Recently the town of Mt. Pleasant, South Carolina closed the Bailey Docks on Shem Creek because of safety concerns. To many this comes as no surprise as the docks have been in disrepair for a number of years.
Still it reminds us that our seafood industry has fallen on hard times, due mainly to imported farm raised shrimp and soaring fuel prices. But it’s more than a few boats being forced off the docks; it’s a way of life and part of our South Carolina heritage that is being erased.
Years ago the "fleet" at Shem Creek might have been nearly two dozen strong. A forest of outriggers reaching skyward; nets hanging in the humid summer coastal air, boats docked sometimes three abreast at Shem Creek.
Shem Creek Circa 1976 Photo by Don Burbidge
The summer sounds of shrimp boats unloading the day’s catch dockside, men at work on boats often mixed with dishes clanking together and joyous conversation at seafood restaurants less than 20 feet away.
Shem Creek was the center of the seafood business in Charleston for the longest time and a natural location for seafood restaurants, many of which are now also gone.
Across the Carolinas, shrimp boats have plied the coastal waters since the early 1900's. Port Royal was once home to one of the largest shrimp processors in the state. Beaufort was once home to several builders of shrimp boats. But since 2000 the number of active shrimp boats in the state has declined by 50% and this year the number of boats is expected to fall by half again.
On Seabrook Island back in the 80’s my brothers and I would rise before day break and count the shrimp boats, that passed by less than 100 yards from shore. The sound of diesel engines would fill the air, bright deck lights illuminated the boats like it was mid day as we watched the deck crews going about their chores, our shore side voyeurism unnoticed. Each boat would slowly pass and then disappear into the faint light of a summer’s dawn.
The Rockville Fleet would be joined by boats from Edisto and Beaufort, Folly and Mt. Pleasant and further up the coast, Georgetown and Murrells Inlet. The lights of shrimp trawlers would greet the day and pace back and forth hour after hour, while beach goers enjoyed a lazy day in the surf.
Offshore the shrimp boats were always a beautiful sight, spotless white hulls and brightly colored pilot houses of red and green and blue, with names like Miss Liberty, Tina Marie, Jennifer Ann and Lady Eleanor. Like girl friends from the past, at a distance beautiful, but often rusty, faded and of poor repair up close.
They are work boats, and the men aboard these boats take pride in what makes a shrimp boat sea worthy, a sturdy deck and a solid keel with plenty of diesel power to keep going straight under the strain of her nets in the water.

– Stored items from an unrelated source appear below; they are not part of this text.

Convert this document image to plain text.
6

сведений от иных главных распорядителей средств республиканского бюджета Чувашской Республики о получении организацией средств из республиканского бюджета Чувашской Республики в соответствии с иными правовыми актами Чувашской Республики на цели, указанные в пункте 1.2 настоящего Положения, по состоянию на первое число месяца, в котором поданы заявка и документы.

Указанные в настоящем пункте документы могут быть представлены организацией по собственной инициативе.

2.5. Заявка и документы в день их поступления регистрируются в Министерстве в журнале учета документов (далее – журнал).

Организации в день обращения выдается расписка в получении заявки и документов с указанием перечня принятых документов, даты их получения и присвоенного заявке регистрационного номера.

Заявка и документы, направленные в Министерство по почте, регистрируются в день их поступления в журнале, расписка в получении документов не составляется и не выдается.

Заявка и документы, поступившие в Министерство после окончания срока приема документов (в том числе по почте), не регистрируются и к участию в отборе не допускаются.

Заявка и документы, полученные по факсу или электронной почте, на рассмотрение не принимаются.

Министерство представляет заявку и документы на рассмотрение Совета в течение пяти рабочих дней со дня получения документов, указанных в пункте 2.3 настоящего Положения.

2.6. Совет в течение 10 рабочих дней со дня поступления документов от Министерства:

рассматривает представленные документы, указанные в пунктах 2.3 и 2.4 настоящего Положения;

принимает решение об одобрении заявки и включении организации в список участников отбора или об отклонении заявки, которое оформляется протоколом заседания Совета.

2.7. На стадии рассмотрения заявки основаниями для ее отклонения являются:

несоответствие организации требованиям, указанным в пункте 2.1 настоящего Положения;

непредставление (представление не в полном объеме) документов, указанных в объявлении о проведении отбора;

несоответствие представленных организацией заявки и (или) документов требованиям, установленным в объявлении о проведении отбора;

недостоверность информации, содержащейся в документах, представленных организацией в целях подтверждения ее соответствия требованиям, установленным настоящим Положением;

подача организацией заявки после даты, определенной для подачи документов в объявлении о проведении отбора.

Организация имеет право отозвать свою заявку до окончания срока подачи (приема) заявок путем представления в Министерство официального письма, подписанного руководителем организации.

A plastic snow globe from Myrtle Beach features a shrimp boat on a blue plastic ocean. When shook tiny seagulls circle around the trawler like wild snow flakes and then descend to back to rest on the bottom, only to be shook again and again, a tacky plastic souvenir from our cultural past and our heritage that is now being lost.
If you close your eyes you and still hear the sounds of seagulls, as they compete for scraps sent overboard, the rumble of diesel engines hard at work going out for another day of casting nets, sounds that once echoed throughout the low country early each summer morning not so long ago.